CAB & The Ongoing Dialogue with the House of Jean Prouvé

The story behind the location of the Nightingale Supper Club

In the early stages of development, most of the concept behind the Nightingale SS18 Closed Days was already set in stone. As early as August 2017, we already had our eyes set on Brussels as one of the locations for our Supper Club event, but a specific location was yet to be decided on. Then we found the CAB centre, a contemporary art center in Brussels, with grand concrete walls towering to the ceiling and the distinguished works of Jean Prouvé everywhere you looked - it was love at first sight.

Although the Supper Club was a one-night-only event, it's still worth noting that most of the beautiful scenery at display during the open days is still there, and definitely worth the visit. Since September 2016, CAB has activated a pavilion of Jean Prouvé (a post-war, socially active French designer and architect) in the space through a series of exhibitions. The Demountable House 6 x 6 is an original 1944 copy, referring to the collection of Hubert Bonnet, the founder of CAB, who wanted to bring this iconic design into contemporary conceptual art. The house was designed by Prouvé as a shelter for the many families who lost their homes in World War II.

With a simple yet revolutionary interplay between a steel bearing structure and wooden panels, Prouvé wanted a large-scale temporary shelter, with the idea that the house could be assembled in one day (a kind of Ikea avant la lettre). This work is still very relevant as of today, as more and more companies in the field of architecture are looking at pre-fab as the future of construction. 

The ongoing collection A Dialogue with the House of Jean Prouvé was launched back in November 2016 with Part I - Inhabited by Objects and continued last year with Part II - Notes on our Equilibrium launched in April and Part III - Perpetual Construction exhibited at the time of our Supper Club event. With Perpetual Construction, we experience how our environment is becoming increasingly urbanized: does something such as a public space still exist, or does the consumerist agenda ensure that everything is constantly privatized? What is the voltage field between co-habitation in the city? How do we create a safe domestic space? 
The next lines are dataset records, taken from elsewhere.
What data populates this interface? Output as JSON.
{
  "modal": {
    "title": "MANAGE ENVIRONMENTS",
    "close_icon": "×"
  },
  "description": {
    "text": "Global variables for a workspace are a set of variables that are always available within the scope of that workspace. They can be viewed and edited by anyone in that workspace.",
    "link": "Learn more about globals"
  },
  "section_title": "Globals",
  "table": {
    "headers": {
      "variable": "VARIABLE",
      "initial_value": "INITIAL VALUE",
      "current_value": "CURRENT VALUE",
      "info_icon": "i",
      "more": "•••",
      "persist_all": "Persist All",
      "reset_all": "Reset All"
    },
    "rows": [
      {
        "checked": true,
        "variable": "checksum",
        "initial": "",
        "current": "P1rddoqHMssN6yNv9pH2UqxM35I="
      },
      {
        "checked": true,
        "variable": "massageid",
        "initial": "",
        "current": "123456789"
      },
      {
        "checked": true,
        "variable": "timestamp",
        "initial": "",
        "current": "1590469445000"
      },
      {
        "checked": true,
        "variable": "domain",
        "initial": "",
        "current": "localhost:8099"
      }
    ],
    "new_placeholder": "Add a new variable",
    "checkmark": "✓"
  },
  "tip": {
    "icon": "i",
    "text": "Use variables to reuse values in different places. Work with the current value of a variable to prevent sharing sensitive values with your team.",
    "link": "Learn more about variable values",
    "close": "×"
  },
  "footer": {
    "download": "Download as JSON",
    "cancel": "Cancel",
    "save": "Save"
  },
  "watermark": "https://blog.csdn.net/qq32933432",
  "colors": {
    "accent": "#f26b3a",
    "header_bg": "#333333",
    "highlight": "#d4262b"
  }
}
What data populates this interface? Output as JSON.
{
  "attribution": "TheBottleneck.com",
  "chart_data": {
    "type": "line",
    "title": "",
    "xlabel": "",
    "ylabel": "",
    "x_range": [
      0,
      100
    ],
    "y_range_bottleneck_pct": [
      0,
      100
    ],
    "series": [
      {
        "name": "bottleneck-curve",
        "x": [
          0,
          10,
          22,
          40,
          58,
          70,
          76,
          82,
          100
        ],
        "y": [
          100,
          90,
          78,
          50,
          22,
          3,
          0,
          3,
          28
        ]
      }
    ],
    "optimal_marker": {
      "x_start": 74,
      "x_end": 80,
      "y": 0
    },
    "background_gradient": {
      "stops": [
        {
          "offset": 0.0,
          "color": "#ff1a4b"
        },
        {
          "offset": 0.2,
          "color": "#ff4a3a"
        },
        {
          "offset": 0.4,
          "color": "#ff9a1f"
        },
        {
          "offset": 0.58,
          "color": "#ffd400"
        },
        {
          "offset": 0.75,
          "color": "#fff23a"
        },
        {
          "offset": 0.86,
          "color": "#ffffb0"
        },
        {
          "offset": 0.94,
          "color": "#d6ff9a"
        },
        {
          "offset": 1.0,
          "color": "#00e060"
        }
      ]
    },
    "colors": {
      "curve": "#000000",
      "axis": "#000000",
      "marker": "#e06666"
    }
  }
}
Despite being on a small break - the last exhibition ran until December 9th - part IV of the exhibition will run starting from mid-March 2018. Dubbed A Brutal Play, A dialogue with the House of Jean Prouvé IV, this expo will be curated by an external curator, Matthieu Porier, and will unite art works with a constructivistic, brutalist insight where the boundaries between art and architecture are tested once again.